Ord. 8/19 établit ensuite que sont privés de voix active et passive dans les chapitres les frères qui ont été déclarés absents illégitimes, ceux qui ont présenté une demande d’exclaustration, de dispense des vœux religieux ou des obligations liées aux ordres sacrés et de même les frères qui ont présenté une demande d’absence de leur maison religieuse peuvent en être privés par le ministre provincial, avec l’accord de son Conseil[29].

En ce qui concerne le pouvoir de gouvernement, le chapitre provincial ne jouit sans aucun doute d’aucun pouvoir législatif, puisqu’il appartient au chapitre « général » de publier le code fondamental. Il jouit du pouvoir exécutif pour les élections, pour l’approbation des règlements de sa célébration, pour prendre les décisions que les Constitutions délèguent aux provinces et pour « établir des statuts particuliers » (y compris éventuellement les statuts économiques) qui doivent alors « être approuvés par le ministre général avec le consentement de son conseil » (Const. 186,4)[30].

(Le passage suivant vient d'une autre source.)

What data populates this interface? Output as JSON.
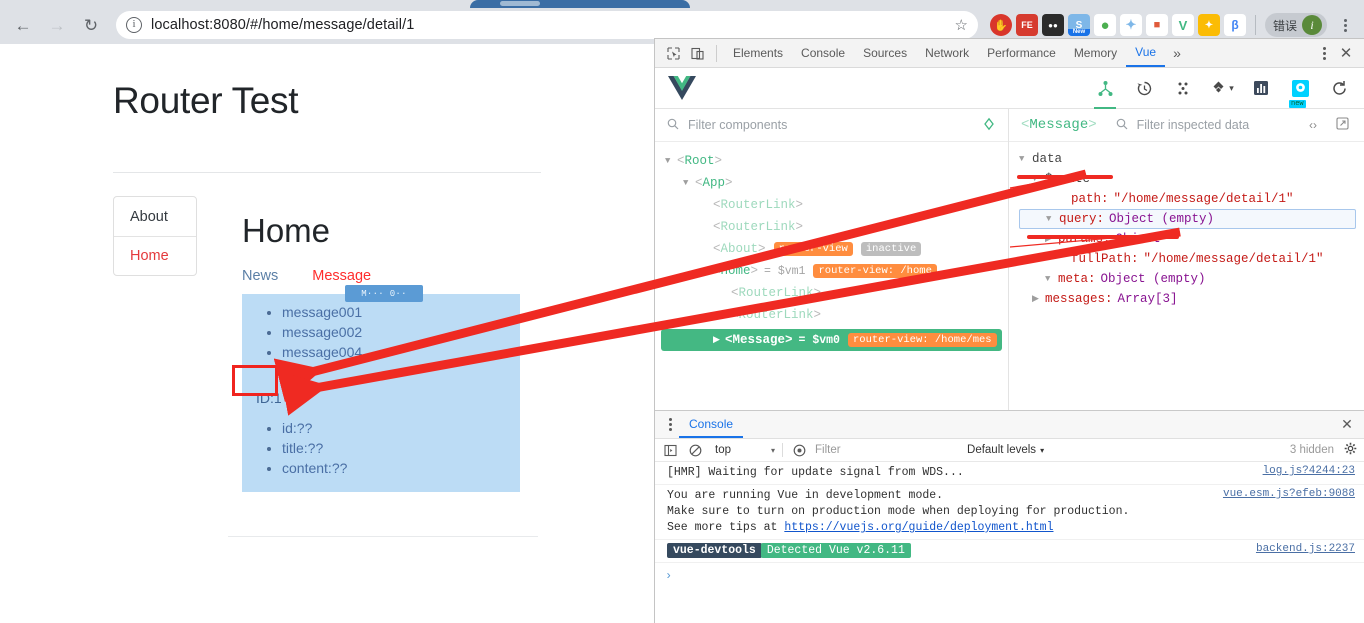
{
  "browser": {
    "back_icon": "back-arrow",
    "forward_icon": "forward-arrow",
    "reload_icon": "reload",
    "site_info_icon": "info-circle",
    "url": "localhost:8080/#/home/message/detail/1",
    "bookmark_icon": "star-outline",
    "extensions": [
      {
        "name": "adblock-extension",
        "glyph": "✋",
        "color": "#d9362b"
      },
      {
        "name": "feedly-extension",
        "glyph": "FE",
        "color": "#d63b2f"
      },
      {
        "name": "tampermonkey-extension",
        "glyph": "●●",
        "color": "#2b2b2b"
      },
      {
        "name": "screenshot-extension",
        "glyph": "S",
        "color": "#5b9bd5",
        "badge": "New"
      },
      {
        "name": "evernote-extension",
        "glyph": "●",
        "color": "#4caf50"
      },
      {
        "name": "bird-extension",
        "glyph": "◆",
        "color": "#7eb7e8"
      },
      {
        "name": "lion-extension",
        "glyph": "■",
        "color": "#e05a3a"
      },
      {
        "name": "vue-devtools-extension",
        "glyph": "V",
        "color": "#42b883"
      },
      {
        "name": "translate-extension",
        "glyph": "✦",
        "color": "#fbbc05"
      },
      {
        "name": "bluetooth-extension",
        "glyph": "β",
        "color": "#4285f4"
      }
    ],
    "profile_label": "错误",
    "profile_avatar": "i",
    "menu_icon": "kebab-menu"
  },
  "page": {
    "title": "Router Test",
    "nav_items": [
      {
        "label": "About",
        "active": false
      },
      {
        "label": "Home",
        "active": true
      }
    ],
    "home": {
      "heading": "Home",
      "tabs": [
        {
          "label": "News",
          "active": false
        },
        {
          "label": "Message",
          "active": true
        }
      ],
      "messages": [
        "message001",
        "message002",
        "message004"
      ],
      "detail_id": "ID:1",
      "detail_fields": [
        "id:??",
        "title:??",
        "content:??"
      ],
      "overlay_badge": "M···    0··"
    }
  },
  "devtools": {
    "tool_icons": [
      "inspect-element-icon",
      "device-toolbar-icon"
    ],
    "tabs": [
      {
        "label": "Elements",
        "selected": false
      },
      {
        "label": "Console",
        "selected": false
      },
      {
        "label": "Sources",
        "selected": false
      },
      {
        "label": "Network",
        "selected": false
      },
      {
        "label": "Performance",
        "selected": false
      },
      {
        "label": "Memory",
        "selected": false
      },
      {
        "label": "Vue",
        "selected": true
      }
    ],
    "more_tabs_icon": "»",
    "settings_icon": "kebab-menu-icon",
    "close_icon": "✕"
  },
  "vue_panel": {
    "logo_icon": "vue-logo",
    "actions": [
      {
        "name": "components-tab-icon",
        "glyph": "⑂",
        "selected": true
      },
      {
        "name": "timeline-tab-icon",
        "glyph": "↺",
        "selected": false
      },
      {
        "name": "vuex-tab-icon",
        "glyph": "⁙",
        "selected": false
      },
      {
        "name": "routing-tab-icon",
        "glyph": "❖",
        "selected": false,
        "chevron": "⌄"
      },
      {
        "name": "performance-tab-icon",
        "glyph": "█",
        "selected": false
      },
      {
        "name": "settings-tab-icon",
        "glyph": "⚙",
        "selected": false,
        "badge": "new"
      },
      {
        "name": "refresh-button-icon",
        "glyph": "↻",
        "selected": false
      }
    ],
    "component_filter_placeholder": "Filter components",
    "select_component_icon": "target-icon",
    "tree": [
      {
        "indent": 0,
        "caret": "▼",
        "tag": "Root",
        "dim": false,
        "vm": "",
        "badge": "",
        "badge_type": "",
        "selected": false
      },
      {
        "indent": 1,
        "caret": "▼",
        "tag": "App",
        "dim": false,
        "vm": "",
        "badge": "",
        "badge_type": "",
        "selected": false
      },
      {
        "indent": 2,
        "caret": "",
        "tag": "RouterLink",
        "dim": true,
        "vm": "",
        "badge": "",
        "badge_type": "",
        "selected": false
      },
      {
        "indent": 2,
        "caret": "",
        "tag": "RouterLink",
        "dim": true,
        "vm": "",
        "badge": "",
        "badge_type": "",
        "selected": false
      },
      {
        "indent": 2,
        "caret": "",
        "tag": "About",
        "dim": true,
        "vm": "",
        "badge": "router-view",
        "badge_type": "router",
        "badge2": "inactive",
        "selected": false
      },
      {
        "indent": 2,
        "caret": "▼",
        "tag": "Home",
        "dim": false,
        "vm": "= $vm1",
        "badge": "router-view: /home",
        "badge_type": "router",
        "selected": false
      },
      {
        "indent": 3,
        "caret": "",
        "tag": "RouterLink",
        "dim": true,
        "vm": "",
        "badge": "",
        "badge_type": "",
        "selected": false
      },
      {
        "indent": 3,
        "caret": "",
        "tag": "RouterLink",
        "dim": true,
        "vm": "",
        "badge": "",
        "badge_type": "",
        "selected": false
      },
      {
        "indent": 3,
        "caret": "▶",
        "tag": "Message",
        "dim": false,
        "vm": "= $vm0",
        "badge": "router-view: /home/mes",
        "badge_type": "router",
        "selected": true
      }
    ],
    "inspector": {
      "component_name": "Message",
      "filter_placeholder": "Filter inspected data",
      "code_icon": "‹›",
      "open-in-editor_icon": "↗",
      "rows": [
        {
          "indent": 0,
          "caret": "▼",
          "key": "data",
          "key_class": "key-plain",
          "value": "",
          "value_class": "",
          "focus": false
        },
        {
          "indent": 1,
          "caret": "▼",
          "key": "$route",
          "key_class": "key-plain",
          "value": "",
          "value_class": "",
          "focus": false
        },
        {
          "indent": 2,
          "caret": "",
          "key": "path:",
          "key_class": "key-prop",
          "value": "\"/home/message/detail/1\"",
          "value_class": "val-str",
          "focus": false
        },
        {
          "indent": 2,
          "caret": "▼",
          "key": "query:",
          "key_class": "key-prop",
          "value": "Object (empty)",
          "value_class": "val-obj",
          "focus": true
        },
        {
          "indent": 2,
          "caret": "▶",
          "key": "params:",
          "key_class": "key-prop",
          "value": "Object",
          "value_class": "val-obj",
          "focus": false
        },
        {
          "indent": 2,
          "caret": "",
          "key": "fullPath:",
          "key_class": "key-prop",
          "value": "\"/home/message/detail/1\"",
          "value_class": "val-str",
          "focus": false
        },
        {
          "indent": 2,
          "caret": "▼",
          "key": "meta:",
          "key_class": "key-prop",
          "value": "Object (empty)",
          "value_class": "val-obj",
          "focus": false
        },
        {
          "indent": 1,
          "caret": "▶",
          "key": "messages:",
          "key_class": "key-prop",
          "value": "Array[3]",
          "value_class": "val-obj",
          "focus": false
        }
      ]
    }
  },
  "console": {
    "drawer_kebab_icon": "kebab-menu-icon",
    "tabs": [
      {
        "label": "Console",
        "selected": true
      }
    ],
    "close_icon": "✕",
    "toolbar": {
      "sidebar_toggle_icon": "show-console-sidebar-icon",
      "clear_icon": "clear-console-icon",
      "context": "top",
      "context_chevron": "▾",
      "eye_icon": "live-expression-icon",
      "filter_placeholder": "Filter",
      "levels_label": "Default levels",
      "levels_chevron": "▾",
      "hidden_label": "3 hidden",
      "settings_icon": "gear-icon"
    },
    "messages": [
      {
        "lines": [
          "[HMR] Waiting for update signal from WDS..."
        ],
        "source": "log.js?4244:23",
        "type": "plain"
      },
      {
        "lines": [
          "You are running Vue in development mode.",
          "Make sure to turn on production mode when deploying for production.",
          "See more tips at https://vuejs.org/guide/deployment.html"
        ],
        "link": "https://vuejs.org/guide/deployment.html",
        "source": "vue.esm.js?efeb:9088",
        "type": "plain"
      },
      {
        "tag_dark": "vue-devtools",
        "tag_green": "Detected Vue v2.6.11",
        "source": "backend.js:2237",
        "type": "tagged"
      }
    ],
    "prompt_glyph": "›"
  },
  "annotations": {
    "highlight_box_color": "#f0241f",
    "arrow_color": "#ef2a22",
    "underline_color": "#ef2a22"
  }
}
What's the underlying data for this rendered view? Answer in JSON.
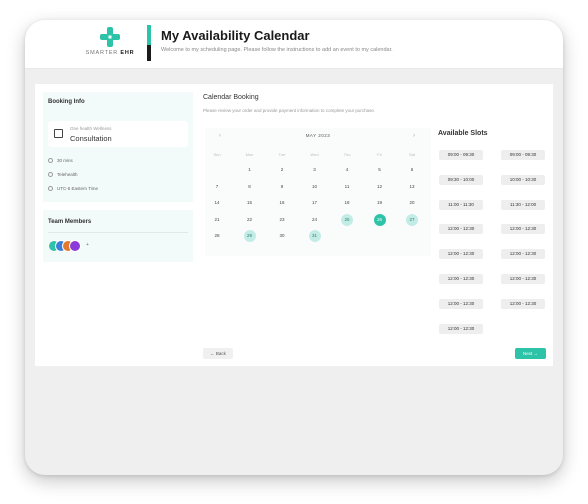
{
  "header": {
    "logo_text_light": "SMARTER",
    "logo_text_bold": "EHR",
    "title": "My Availability Calendar",
    "subtitle": "Welcome to my scheduling page. Please follow the instructions to add an event to my calendar.",
    "accent_color": "#2cc3a8"
  },
  "booking_info": {
    "label": "Booking Info",
    "appointment_caption": "One health Wellness",
    "appointment_name": "Consultation",
    "details": [
      "30 mins",
      "Telehealth",
      "UTC-5 Eastern Time"
    ]
  },
  "team": {
    "label": "Team Members",
    "avatar_colors": [
      "#2cc3a8",
      "#3b7dd8",
      "#e07a2c",
      "#8a3bd8"
    ],
    "more": "+"
  },
  "calendar": {
    "title": "Calendar Booking",
    "subtitle": "Please review your order and provide payment information to complete your purchase.",
    "prev": "‹",
    "next": "›",
    "month": "MAY 2023",
    "weekdays": [
      "Sun",
      "Mon",
      "Tue",
      "Wed",
      "Thu",
      "Fri",
      "Sat"
    ],
    "weeks": [
      [
        null,
        "1",
        "2",
        "3",
        "4",
        "5",
        "6"
      ],
      [
        "7",
        "8",
        "9",
        "10",
        "11",
        "12",
        "13"
      ],
      [
        "14",
        "15",
        "16",
        "17",
        "18",
        "19",
        "20"
      ],
      [
        "21",
        "22",
        "23",
        "24",
        "25",
        "26",
        "27"
      ],
      [
        "28",
        "29",
        "30",
        "31",
        null,
        null,
        null
      ]
    ],
    "available_days": [
      "25",
      "27",
      "29",
      "31"
    ],
    "selected_day": "26"
  },
  "slots": {
    "label": "Available Slots",
    "left": [
      "09:00 - 09:30",
      "09:30 - 10:00",
      "11:00 - 11:30",
      "12:00 - 12:30",
      "12:00 - 12:30",
      "12:00 - 12:30",
      "12:00 - 12:30",
      "12:00 - 12:30"
    ],
    "right": [
      "09:00 - 09:30",
      "10:00 - 10:30",
      "11:30 - 12:00",
      "12:00 - 12:30",
      "12:00 - 12:30",
      "12:00 - 12:30",
      "12:00 - 12:30"
    ]
  },
  "actions": {
    "back": "← Back",
    "next": "Next →"
  }
}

Le gouvernement des custodies (art. V)

La custodie est une circonscription de l’Ordre confiée à une province ou qui dépend directement, pour des circonstances particulières, du ministre général – la même norme lui est alors appliquée par analogie (Const. 136).

Les nouvelles Constitutions présentent ici encore une nouveauté : les « vice-provinces » provinciales et générales disparaissent et la seule circonscription en dehors de la province est la custodie.

Comme nous l’avons déjà évoqué, chaque custodie est confiée à un supérieur, le custode (qui a son propre conseil à convoquer dans les cas prévus par les Constitutions), qui est normalement élu lors du chapitre (Const. 136,4) ou dans des cas extraordinaires nommé par le ministre provincial (Const. 136,11). Comme nous l’avons vu, il jouit d’un pouvoir ordinaire vicaire, dont nous avons déjà exposé la nature, qu’il acquiert dès le moment de la confirmation de son élection (Const. 136,6)[31].

A celui-ci peut s’ajouter des facultés, qui lui sont déléguées par le ministre provincial (Const. 136,3)[32] : ces facultés s’ajoutent au pouvoir vicaire ordinaire dont jouit le custode afin de favoriser le gouvernement quotidien de la circonscription, surtout si celle-ci se trouve éloignée de la province. Il en est de même pour les custodies qui dépendent directement du ministre général.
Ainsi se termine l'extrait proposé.